On Sat, Feb 04, 2006 at 06:14:50PM +0100, Terje J. Hanssen wrote:
> >The idea is that first time users get a /home partition. The advatage of a
> >/home partition is that if you do a new installation with 10.2 or later,
> >your home partition will not be removed.
> >
> 
> Maybe, maybe not. Next time at a 10.2 New installation (not Upgrade), 
> won't Yast try to do the same, delete and split the last partition also 
> then? As long as the last partition also is reformatted, everything on 
> that partition will be wiped out.

Good point. Is there a way that you can analyze the mountpoints and
recognize an existing (SUSE) /home partition so it can us that, although
that will bring a LOT of other problems.

> I still think it was better as previously, that Yast asked where to 
> install the new Linux distro or version, when it discovered previous 
> installed root (Reiser) file systems.

Ok. So it was more about the partitioning thing then about the /home
thing.

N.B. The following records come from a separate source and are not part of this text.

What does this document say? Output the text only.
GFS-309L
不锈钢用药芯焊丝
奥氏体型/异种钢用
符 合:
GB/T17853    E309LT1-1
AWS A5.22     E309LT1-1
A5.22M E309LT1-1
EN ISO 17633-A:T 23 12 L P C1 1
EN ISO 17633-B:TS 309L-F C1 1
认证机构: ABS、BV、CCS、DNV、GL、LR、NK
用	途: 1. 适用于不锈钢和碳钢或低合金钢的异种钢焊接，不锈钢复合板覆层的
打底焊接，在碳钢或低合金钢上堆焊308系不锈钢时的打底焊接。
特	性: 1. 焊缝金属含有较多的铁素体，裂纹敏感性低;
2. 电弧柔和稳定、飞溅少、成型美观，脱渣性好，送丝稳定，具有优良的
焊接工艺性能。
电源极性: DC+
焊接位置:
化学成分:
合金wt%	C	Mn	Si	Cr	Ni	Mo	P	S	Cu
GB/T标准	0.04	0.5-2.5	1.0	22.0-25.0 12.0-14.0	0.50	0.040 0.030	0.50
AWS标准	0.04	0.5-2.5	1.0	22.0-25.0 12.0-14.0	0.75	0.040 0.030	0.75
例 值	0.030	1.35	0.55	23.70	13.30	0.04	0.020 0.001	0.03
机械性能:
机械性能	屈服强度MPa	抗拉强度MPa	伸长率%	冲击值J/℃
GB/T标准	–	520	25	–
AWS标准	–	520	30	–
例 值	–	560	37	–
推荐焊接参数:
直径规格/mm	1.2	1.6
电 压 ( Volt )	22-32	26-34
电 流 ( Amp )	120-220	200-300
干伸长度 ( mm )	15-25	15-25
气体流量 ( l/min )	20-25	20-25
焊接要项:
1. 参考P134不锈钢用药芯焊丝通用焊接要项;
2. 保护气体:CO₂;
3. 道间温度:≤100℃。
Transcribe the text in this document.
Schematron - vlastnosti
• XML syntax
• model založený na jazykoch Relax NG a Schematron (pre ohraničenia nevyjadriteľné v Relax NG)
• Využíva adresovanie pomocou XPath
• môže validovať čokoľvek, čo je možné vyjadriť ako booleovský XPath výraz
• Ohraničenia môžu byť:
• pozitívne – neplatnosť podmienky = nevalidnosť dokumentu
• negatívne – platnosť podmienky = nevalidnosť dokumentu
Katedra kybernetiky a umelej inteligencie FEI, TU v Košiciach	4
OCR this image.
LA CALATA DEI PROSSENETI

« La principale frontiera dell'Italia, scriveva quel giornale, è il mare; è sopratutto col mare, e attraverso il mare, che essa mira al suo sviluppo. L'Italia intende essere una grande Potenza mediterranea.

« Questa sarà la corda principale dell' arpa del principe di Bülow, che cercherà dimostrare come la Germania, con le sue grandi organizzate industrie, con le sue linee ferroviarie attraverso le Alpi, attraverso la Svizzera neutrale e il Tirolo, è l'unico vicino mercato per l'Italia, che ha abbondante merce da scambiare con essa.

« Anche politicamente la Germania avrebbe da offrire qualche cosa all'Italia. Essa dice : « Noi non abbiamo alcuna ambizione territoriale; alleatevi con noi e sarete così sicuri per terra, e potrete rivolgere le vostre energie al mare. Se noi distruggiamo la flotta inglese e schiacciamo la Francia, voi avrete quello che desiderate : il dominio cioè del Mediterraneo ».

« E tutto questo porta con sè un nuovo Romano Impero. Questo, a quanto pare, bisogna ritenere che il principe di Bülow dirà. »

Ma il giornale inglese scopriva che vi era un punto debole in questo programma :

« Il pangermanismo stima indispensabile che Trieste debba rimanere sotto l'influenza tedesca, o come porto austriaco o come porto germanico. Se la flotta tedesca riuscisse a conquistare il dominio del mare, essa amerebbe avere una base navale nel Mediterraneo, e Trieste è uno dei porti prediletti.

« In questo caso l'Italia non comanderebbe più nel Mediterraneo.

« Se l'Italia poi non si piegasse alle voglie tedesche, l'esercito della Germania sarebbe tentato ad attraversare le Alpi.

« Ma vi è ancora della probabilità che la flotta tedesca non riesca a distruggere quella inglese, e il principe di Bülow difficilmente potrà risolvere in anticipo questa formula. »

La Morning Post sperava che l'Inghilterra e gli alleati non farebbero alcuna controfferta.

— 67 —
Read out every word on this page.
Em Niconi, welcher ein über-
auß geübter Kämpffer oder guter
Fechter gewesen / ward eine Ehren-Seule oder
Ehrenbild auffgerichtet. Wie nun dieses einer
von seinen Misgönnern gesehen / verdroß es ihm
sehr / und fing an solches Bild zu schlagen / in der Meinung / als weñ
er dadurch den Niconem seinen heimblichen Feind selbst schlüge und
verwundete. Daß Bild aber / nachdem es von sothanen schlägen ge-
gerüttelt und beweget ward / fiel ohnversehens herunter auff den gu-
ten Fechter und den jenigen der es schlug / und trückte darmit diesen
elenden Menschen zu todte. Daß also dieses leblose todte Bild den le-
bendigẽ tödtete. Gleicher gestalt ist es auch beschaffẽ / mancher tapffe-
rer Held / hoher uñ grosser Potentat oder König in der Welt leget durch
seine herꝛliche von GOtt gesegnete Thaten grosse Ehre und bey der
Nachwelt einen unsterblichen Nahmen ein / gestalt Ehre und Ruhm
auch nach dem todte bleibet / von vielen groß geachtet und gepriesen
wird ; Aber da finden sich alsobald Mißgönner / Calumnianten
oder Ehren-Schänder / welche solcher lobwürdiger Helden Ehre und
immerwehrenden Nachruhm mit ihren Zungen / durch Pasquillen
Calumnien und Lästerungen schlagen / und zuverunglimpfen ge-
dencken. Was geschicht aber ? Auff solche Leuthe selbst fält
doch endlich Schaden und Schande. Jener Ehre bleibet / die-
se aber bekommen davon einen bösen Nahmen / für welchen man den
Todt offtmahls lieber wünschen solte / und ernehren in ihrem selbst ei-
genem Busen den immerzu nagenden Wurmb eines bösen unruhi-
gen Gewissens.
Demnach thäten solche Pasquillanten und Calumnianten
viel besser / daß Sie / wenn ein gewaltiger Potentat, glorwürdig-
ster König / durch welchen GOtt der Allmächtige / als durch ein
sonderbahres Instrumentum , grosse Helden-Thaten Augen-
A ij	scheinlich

Even if there would be one partion, the same thing would apply.
It si more about the deleting then the splitting.

> To mentione, I keep my important user data on a FAT file system for 
> common access (e.g. my Mozilla mail box) regardless of Linux distro or 
> Win2k booted.

No Windows for me.

houghi
-- 
Political T.V. commercials prove one thing: some candidates can tell
all their good points and qualifications in just 30 seconds.